Akhirnya bus Batik Koridor 6 warna biru jurusan Tirtonadi - Solo Baru menghampiri Shelter.

Dipintu masuk, diatas dashboard ada perangkat "Taping" eMoney. Saya melakukan taping dengan karti Brizi .... ngik.... berarti sukses akses dan saya masuk bus yang dingin dan duduk dibelakang.

Dalam perjalanan saya mengamati setiap penumpang yang masuk, ternyata tidak semua melakuikan "taping", nyelonong masuk dan duduk. Mas Pengemudi juga tidak menegur atau memberi peringatan apa-apa. Lhoooo huenak tenan.........hehehehehe.(dalam kesempatan kemudian, saya baru tahu kalau emoney saya tidak berkurang saldonya, Maturnuwun Pak Wali...maturnuwun sanget.)


Turun bus lewat tangga sederhana, tidak seperti yang saya lihat ditempat saya, ada shelter mewah tapi bis-nya tidak ada.

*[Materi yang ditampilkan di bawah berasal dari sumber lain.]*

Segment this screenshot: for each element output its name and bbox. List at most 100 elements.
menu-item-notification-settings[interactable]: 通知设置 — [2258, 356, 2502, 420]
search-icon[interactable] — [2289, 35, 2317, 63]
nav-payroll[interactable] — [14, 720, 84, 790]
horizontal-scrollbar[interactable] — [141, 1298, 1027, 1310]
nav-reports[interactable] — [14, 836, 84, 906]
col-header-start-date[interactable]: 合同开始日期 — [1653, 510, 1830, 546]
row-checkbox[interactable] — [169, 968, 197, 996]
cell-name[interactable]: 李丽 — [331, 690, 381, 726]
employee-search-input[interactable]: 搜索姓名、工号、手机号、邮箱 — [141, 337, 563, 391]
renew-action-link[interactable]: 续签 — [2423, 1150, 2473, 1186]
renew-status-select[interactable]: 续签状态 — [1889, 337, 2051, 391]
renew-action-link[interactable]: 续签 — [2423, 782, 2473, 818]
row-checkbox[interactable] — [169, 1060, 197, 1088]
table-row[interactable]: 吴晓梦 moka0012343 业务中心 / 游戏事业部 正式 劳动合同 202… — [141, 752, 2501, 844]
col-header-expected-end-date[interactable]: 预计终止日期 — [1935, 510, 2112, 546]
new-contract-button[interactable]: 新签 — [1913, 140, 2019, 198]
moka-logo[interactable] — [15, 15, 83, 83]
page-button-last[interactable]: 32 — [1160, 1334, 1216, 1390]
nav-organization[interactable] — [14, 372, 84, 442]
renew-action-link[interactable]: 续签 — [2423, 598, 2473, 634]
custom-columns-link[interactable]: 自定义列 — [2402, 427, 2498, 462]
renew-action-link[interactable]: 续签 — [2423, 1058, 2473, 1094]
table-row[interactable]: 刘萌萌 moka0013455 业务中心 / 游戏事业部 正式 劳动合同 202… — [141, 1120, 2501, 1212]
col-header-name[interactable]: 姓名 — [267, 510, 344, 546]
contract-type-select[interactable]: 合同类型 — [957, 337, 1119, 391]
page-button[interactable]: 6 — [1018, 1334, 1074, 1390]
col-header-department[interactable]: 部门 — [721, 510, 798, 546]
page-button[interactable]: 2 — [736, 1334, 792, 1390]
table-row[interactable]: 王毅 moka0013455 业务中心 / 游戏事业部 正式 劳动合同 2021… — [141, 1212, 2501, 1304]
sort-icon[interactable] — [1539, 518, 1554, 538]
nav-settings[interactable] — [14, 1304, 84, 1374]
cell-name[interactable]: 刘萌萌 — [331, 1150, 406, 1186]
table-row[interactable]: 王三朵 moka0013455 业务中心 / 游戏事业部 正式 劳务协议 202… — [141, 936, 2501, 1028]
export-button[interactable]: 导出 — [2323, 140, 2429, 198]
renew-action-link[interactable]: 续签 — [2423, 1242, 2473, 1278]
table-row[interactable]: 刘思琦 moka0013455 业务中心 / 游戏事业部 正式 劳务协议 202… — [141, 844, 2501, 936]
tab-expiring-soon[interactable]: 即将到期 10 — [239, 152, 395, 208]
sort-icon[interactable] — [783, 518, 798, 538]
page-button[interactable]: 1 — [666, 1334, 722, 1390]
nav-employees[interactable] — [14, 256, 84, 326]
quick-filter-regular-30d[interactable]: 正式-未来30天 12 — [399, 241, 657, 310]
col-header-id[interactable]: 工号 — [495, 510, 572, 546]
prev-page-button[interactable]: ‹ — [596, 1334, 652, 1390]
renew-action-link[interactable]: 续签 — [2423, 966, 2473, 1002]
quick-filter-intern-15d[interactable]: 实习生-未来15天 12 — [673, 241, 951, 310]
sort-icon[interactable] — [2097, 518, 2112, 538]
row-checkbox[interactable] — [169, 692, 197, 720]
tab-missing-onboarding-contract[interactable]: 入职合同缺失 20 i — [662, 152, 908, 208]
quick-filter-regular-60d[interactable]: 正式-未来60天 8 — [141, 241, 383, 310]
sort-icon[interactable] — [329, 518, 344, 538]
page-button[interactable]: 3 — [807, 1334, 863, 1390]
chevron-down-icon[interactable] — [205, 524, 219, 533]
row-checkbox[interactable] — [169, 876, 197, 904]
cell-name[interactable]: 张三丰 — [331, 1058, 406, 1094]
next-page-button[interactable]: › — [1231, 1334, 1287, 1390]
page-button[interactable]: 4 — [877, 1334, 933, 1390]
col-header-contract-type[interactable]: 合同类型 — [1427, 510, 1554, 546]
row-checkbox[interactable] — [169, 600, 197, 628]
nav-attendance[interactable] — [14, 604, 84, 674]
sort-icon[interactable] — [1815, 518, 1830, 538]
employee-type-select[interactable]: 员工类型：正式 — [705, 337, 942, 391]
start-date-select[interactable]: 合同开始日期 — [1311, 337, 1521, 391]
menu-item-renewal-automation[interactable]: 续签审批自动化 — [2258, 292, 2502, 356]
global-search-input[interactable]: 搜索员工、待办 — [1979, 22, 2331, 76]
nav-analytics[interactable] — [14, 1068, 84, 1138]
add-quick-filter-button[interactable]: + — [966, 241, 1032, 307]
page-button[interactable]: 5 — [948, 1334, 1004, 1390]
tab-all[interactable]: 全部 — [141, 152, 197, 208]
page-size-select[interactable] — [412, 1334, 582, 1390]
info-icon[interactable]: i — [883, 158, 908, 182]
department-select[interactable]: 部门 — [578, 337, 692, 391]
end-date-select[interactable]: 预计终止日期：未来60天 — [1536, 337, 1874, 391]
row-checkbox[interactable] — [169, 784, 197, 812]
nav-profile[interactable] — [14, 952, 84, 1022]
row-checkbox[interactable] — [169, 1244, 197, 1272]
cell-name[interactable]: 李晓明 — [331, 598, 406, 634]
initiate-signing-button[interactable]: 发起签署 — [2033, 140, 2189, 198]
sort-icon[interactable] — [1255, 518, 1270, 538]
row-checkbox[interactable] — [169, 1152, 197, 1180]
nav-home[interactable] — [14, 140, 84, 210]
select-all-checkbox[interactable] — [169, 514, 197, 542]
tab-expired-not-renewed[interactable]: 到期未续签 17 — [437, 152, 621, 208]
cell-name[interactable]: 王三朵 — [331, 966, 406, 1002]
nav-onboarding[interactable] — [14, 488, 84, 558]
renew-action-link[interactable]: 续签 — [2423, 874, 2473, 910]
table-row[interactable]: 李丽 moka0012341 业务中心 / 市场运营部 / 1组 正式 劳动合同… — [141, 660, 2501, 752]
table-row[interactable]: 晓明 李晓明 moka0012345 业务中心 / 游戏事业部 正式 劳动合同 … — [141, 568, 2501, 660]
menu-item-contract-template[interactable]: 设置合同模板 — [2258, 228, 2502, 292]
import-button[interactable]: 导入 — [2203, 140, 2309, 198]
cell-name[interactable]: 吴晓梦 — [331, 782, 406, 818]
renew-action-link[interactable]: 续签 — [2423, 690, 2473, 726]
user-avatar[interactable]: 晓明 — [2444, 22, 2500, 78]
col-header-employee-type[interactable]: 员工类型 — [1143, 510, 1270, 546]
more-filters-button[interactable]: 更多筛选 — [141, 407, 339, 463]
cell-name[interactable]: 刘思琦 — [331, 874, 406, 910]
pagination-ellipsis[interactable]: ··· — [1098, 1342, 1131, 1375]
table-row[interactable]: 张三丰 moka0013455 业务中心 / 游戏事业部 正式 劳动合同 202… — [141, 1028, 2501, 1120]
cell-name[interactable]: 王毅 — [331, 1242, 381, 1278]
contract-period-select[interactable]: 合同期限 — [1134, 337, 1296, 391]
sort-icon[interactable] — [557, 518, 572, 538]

Hati-hati, tapi kelihatannya stabil, kok.

Kadang juga bertemu dengan sekeluarga meskipun beda warna. Tentunya karena berbeda koridor.

Dalam perjalanan saya selalu mengamati Google Map, supaya tidak salah turun, dan kelihatannya memang saya harus turun di Halte Taman.

Ternyata saya adalah orang terakhir yang melakukan check in. Selamat sore sahabat-sahabatku.